Morfologi dan Sifat Biakan
Kuman difteri berbentuk batang ramping berukuran 1,5-5 um x 0,5-1 um, tidak
berspora, tidak bergerak, termasuk Gram positif, dan tidak tahan asam. C. diphtheriae bersifat
anaerob fakultatif, namun pertumbuhan maksimal diperoleh pada suasana aerob. Pembiakan
kuman dapat dilakukan dengan perbenihan Pai, perbenihan serum Loeffler atau perbenihan
agar darah. Pada perbenihan-perbenihan ini, strain mitis bersifat hemolitik, sedangkan gravis
dan intermedius tidak. Dibanding dengan kuman lain yang tidak berspora, C. diphtheriae
lebih tahan terhadap pengaruh cahaya, pengeringan dan pembekuan. Namun, kuman ini
mudah dimatikan oleh desinfektan.
Penentu Patogenitas
Patogenisitas Corynebacterium diphtheriae mencakup dua fenomena yang berbeda, yaitu
1. Invasi jaringan lokal dari tenggorokan, yang membutuhkan kolonisasi dan proliferasi
bakteri berikutnya. Sedikit yang diketahui tentang mekanisme kepatuhan terhadap difteri C.

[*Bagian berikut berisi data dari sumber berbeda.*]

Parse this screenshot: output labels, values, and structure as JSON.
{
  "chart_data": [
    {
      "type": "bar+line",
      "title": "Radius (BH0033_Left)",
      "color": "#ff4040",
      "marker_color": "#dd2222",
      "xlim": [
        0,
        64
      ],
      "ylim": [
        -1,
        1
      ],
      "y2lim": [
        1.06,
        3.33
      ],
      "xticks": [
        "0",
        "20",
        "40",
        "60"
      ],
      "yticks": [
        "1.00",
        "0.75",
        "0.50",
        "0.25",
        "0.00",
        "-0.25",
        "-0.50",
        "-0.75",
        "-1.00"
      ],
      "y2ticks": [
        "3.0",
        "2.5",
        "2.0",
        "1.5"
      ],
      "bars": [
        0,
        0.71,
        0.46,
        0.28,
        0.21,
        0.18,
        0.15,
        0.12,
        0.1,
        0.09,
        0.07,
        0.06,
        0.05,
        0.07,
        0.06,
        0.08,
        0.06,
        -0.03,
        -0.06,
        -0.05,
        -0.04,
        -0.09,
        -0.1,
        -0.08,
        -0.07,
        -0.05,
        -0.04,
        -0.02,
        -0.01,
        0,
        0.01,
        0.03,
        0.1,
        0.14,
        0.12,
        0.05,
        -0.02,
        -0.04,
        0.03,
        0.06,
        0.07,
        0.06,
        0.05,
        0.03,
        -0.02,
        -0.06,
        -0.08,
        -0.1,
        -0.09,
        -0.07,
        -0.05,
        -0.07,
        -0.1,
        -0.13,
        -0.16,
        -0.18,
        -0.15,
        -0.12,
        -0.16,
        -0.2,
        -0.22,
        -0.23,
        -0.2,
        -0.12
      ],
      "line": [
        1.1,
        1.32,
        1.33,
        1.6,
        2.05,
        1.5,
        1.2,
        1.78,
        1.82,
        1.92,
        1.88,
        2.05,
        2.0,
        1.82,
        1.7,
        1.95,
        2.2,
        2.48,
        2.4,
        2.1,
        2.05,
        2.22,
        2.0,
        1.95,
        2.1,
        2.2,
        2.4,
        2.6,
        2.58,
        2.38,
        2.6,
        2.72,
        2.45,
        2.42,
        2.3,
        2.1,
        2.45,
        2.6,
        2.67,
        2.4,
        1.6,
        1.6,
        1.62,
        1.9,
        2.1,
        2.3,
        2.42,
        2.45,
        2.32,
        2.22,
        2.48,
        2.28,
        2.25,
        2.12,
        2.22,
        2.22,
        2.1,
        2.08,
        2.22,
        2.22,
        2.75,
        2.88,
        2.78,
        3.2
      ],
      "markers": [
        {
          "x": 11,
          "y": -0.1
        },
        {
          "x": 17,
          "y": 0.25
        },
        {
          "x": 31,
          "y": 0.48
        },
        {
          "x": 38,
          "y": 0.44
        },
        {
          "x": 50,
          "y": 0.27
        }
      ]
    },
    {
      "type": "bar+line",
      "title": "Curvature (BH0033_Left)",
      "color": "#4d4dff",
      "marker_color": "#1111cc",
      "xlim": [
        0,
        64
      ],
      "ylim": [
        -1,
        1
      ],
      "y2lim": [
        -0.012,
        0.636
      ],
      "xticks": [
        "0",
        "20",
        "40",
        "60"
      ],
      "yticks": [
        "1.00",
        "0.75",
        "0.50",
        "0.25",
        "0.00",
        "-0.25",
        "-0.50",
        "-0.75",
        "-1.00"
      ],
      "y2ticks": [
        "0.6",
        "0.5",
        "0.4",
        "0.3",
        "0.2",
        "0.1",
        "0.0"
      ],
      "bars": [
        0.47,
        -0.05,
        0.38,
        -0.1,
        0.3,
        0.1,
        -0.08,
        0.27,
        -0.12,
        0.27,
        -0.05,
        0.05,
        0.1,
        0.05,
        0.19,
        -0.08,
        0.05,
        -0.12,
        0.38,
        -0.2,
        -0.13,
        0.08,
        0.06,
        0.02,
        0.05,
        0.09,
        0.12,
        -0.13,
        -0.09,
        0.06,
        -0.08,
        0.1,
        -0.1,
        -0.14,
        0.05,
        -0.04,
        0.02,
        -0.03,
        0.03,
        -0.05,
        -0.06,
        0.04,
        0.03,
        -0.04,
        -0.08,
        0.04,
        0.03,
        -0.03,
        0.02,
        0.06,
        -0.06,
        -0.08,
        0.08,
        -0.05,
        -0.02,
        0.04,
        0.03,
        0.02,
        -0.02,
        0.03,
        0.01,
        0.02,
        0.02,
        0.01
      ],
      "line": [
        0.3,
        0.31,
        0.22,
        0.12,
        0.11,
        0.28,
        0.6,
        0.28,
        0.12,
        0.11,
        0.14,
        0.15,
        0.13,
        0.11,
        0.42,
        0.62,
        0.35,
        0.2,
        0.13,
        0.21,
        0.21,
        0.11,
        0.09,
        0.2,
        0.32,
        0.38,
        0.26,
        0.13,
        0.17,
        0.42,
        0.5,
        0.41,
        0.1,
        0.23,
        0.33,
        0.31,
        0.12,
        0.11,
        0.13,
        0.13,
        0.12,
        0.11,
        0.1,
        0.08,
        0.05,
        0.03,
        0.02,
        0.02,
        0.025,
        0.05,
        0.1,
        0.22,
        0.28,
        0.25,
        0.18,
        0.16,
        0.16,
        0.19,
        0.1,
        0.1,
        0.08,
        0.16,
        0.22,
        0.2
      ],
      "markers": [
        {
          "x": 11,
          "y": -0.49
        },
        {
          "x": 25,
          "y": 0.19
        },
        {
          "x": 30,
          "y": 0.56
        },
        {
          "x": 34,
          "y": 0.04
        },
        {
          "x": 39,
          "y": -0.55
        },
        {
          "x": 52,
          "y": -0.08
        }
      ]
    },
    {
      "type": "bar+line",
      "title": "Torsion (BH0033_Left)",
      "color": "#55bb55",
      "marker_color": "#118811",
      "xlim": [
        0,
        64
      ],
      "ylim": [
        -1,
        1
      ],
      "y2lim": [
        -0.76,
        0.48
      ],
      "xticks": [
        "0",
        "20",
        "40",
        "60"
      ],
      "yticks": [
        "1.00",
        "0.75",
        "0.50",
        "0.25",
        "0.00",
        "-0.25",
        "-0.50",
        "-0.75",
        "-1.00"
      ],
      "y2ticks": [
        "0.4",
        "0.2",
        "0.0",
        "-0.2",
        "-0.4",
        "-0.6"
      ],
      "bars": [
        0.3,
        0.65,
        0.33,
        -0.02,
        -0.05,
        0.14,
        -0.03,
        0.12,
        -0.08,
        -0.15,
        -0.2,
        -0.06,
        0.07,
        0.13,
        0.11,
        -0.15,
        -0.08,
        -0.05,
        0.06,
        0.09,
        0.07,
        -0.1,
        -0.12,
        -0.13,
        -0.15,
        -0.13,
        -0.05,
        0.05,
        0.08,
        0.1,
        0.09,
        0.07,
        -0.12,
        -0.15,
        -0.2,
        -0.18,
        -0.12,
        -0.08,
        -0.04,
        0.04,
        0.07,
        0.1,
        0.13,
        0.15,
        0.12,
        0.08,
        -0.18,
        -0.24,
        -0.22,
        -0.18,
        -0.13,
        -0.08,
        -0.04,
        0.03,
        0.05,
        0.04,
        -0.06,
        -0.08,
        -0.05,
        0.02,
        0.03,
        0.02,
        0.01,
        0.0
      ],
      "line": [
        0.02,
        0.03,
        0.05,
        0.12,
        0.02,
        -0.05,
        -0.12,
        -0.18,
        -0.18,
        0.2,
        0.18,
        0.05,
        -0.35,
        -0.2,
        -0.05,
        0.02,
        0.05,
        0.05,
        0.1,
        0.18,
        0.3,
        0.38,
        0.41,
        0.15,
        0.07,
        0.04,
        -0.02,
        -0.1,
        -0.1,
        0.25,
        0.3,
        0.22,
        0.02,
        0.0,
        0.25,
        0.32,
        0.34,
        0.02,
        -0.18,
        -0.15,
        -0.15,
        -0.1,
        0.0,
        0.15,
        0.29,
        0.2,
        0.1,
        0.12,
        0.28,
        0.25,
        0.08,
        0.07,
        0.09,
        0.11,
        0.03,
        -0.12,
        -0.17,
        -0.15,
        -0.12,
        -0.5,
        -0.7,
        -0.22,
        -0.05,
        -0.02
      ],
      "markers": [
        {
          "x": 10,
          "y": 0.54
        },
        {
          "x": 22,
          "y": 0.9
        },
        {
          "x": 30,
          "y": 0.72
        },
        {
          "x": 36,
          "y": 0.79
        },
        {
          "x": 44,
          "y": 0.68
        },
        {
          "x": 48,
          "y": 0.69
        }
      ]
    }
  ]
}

diphtheriae tapi bakteri menghasilkan beberapa jenis pili. Toksin difteri juga mungkin terlibat
dalam kolonisasi tenggorokan.
2. Toxigenesis: produksi toksin bakteri. Toksin difteri menyebabkan kematian sel eukariotik
dan jaringan oleh inhibisi sintesis protein dalam sel. Meskipun toksin bertanggung jawab atas
gejala-gejala penyakit mematikan, virulensi dari C. diphtheriae tidak dapat dikaitkan dengan
toxigenesis saja, sejak fase invasif mendahului toxigenesis, sudah mulai tampak perbedaan.
Namun, belum dipastikan bahwa toksin difteri memainkan peran penting dalam proses
penjajahan karena efek jangka pendek di lokasi kolonisasi.
komplikasi difter
Miokarditis berupa irama jantung yang tidak normal dan dapat menyebabkan gagal
jantung. Jika miokarditis terjadi pada bagian awal, sering berakibat fatal.

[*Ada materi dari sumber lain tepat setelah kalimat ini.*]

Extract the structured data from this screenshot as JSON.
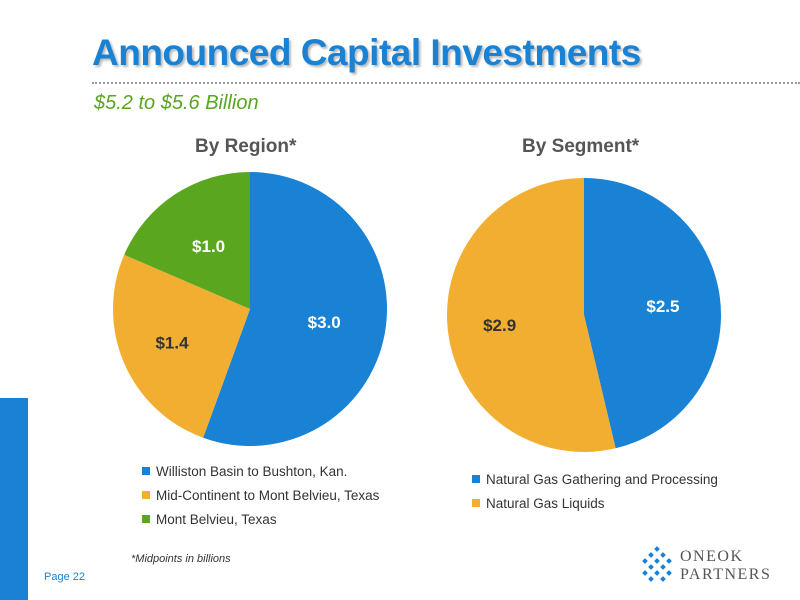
{
  "header": {
    "title": "Announced Capital Investments",
    "subtitle": "$5.2 to $5.6 Billion"
  },
  "colors": {
    "blue": "#1a82d4",
    "orange": "#f2ae30",
    "green": "#5aa61f",
    "accent": "#1a82d4"
  },
  "chart_data": [
    {
      "type": "pie",
      "title": "By Region*",
      "unit": "billions",
      "slices": [
        {
          "name": "Williston Basin to Bushton, Kan.",
          "value": 3.0,
          "label": "$3.0",
          "color": "#1a82d4",
          "label_color": "#ffffff"
        },
        {
          "name": "Mid-Continent to Mont Belvieu, Texas",
          "value": 1.4,
          "label": "$1.4",
          "color": "#f2ae30",
          "label_color": "#333333"
        },
        {
          "name": "Mont Belvieu, Texas",
          "value": 1.0,
          "label": "$1.0",
          "color": "#5aa61f",
          "label_color": "#ffffff"
        }
      ],
      "start": "12 o'clock",
      "direction": "clockwise",
      "legend_position": "bottom"
    },
    {
      "type": "pie",
      "title": "By Segment*",
      "unit": "billions",
      "slices": [
        {
          "name": "Natural Gas Gathering and Processing",
          "value": 2.5,
          "label": "$2.5",
          "color": "#1a82d4",
          "label_color": "#ffffff"
        },
        {
          "name": "Natural Gas Liquids",
          "value": 2.9,
          "label": "$2.9",
          "color": "#f2ae30",
          "label_color": "#333333"
        }
      ],
      "start": "12 o'clock",
      "direction": "clockwise",
      "legend_position": "bottom"
    }
  ],
  "footnote": "*Midpoints in billions",
  "page": "Page 22",
  "logo": {
    "line1": "ONEOK",
    "line2": "PARTNERS",
    "icon": "oneok-diamond-logo-icon"
  }
}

Neuritis paling sering mempengaruhi saraf motorik. Kelumpuhan dari jaringan lunak,
otot mata, tungkai, dan kelumpuhan diafragma
otitis media
insufisiensi pernafasan karena obstruksi jalan napas, terutama pada bayi.
Pengobatan
Netralisasi toksin :
Antitoksin difteri diproduksi dari kuda, yang pertama kali digunakan di Amerika Serikat pada
tahun 1891. Sebelum digunakan harusterlebih dahulu dilakukan test.
Test sensitivitas terhadap antitoxin serum kuda dilakukan dengan cara:
0,1ml dari antitoxin yang telah diencerkan 1:1000 dalam larutan garam, diberikan I.C. dan
diteteskan pada mata. Reaksi dikatakan positif bila dalam waktu 20menit dijumpai erythema
dengan diameter >10mm pada bekas tempat suntikan ,atau pada test mata dijumpai adanya
conjunctivitis dan pengeluaran airmata.
Bila hal ini dijumpai, pemberian dapat dilakukan dengan metoda desensitisasi, Salah satu
cara yang digunakan adalah:
0,05 ml dari larutan pengenceran 1:20 diberi secara S.C.
0,1 ml dari larutan pengenceran 1:20 diberi secara S.C.
0,1 ml dari larutan pengenceran 1:10 diberi 5acara S.C.
0,1 ml tanpa pengenceran diberi secara S.C.
0,3 ml tanpa pengenceran diberi secara I.M.
0,5 ml tanpa pengenceran diberi secara I.M.
0,1 ml tanpa pengenceran diberi secara I.V.
ADS diberikan dengan dosis 40.000u dalam larutan 200ml NaCl fisiologis diberikan perinfus
dan pemberian diselesaikan dalam waktu 30-45menit.
Eradikasi kuman:
Selain antitoksin, umumnya diberi Penisilin atau antibiotik lain seperti Tetrasiklin atau
Eritromisin yang bermaksud untuk mencegah infeksi sekunder (Streptococcus) dan
pengobatan bagi carrier penyakit ini. Pengobatan dengan eritromisin secara oral atau melalui
suntikan (40 mg / kg / hari, maksimum, 2 gram / hari) selama 14 hari, atau penisilin prokain
G harian, intramuskular (300.000 U / hari untuk orang dengan berat 10 kg atau kurang dan
600.000 U / sehari bagi mereka yang berat lebih dari 10 kg) selama 14 hari.
Pencegahan
menjaga kebersihan diri dan
tidak melakukan kontak langsung dengan pasien terinfeksi.,
imunisasi aktif juga perlu dilakukan. Imunisasi pertama dilakukan pada bayi berusia
2-3 bulan dengan pemberian 2 dosis APT (Alum Precipitated Toxoid) dikombinasikan
dengan toksoid tetanus dan vaksin pertusis. Dosis kedua diberikan pada saat anak
akan bersekolah.
Imunisasi pasif dilakukan dengan menggunakan antitoksin berkekuatan 1000-3000
unit pada orang tidak kebal yang sering berhubungan dengan kuman yang virulen,
namun penggunaannya harus dibatasai pada keadaan yang memang sanagt gawat.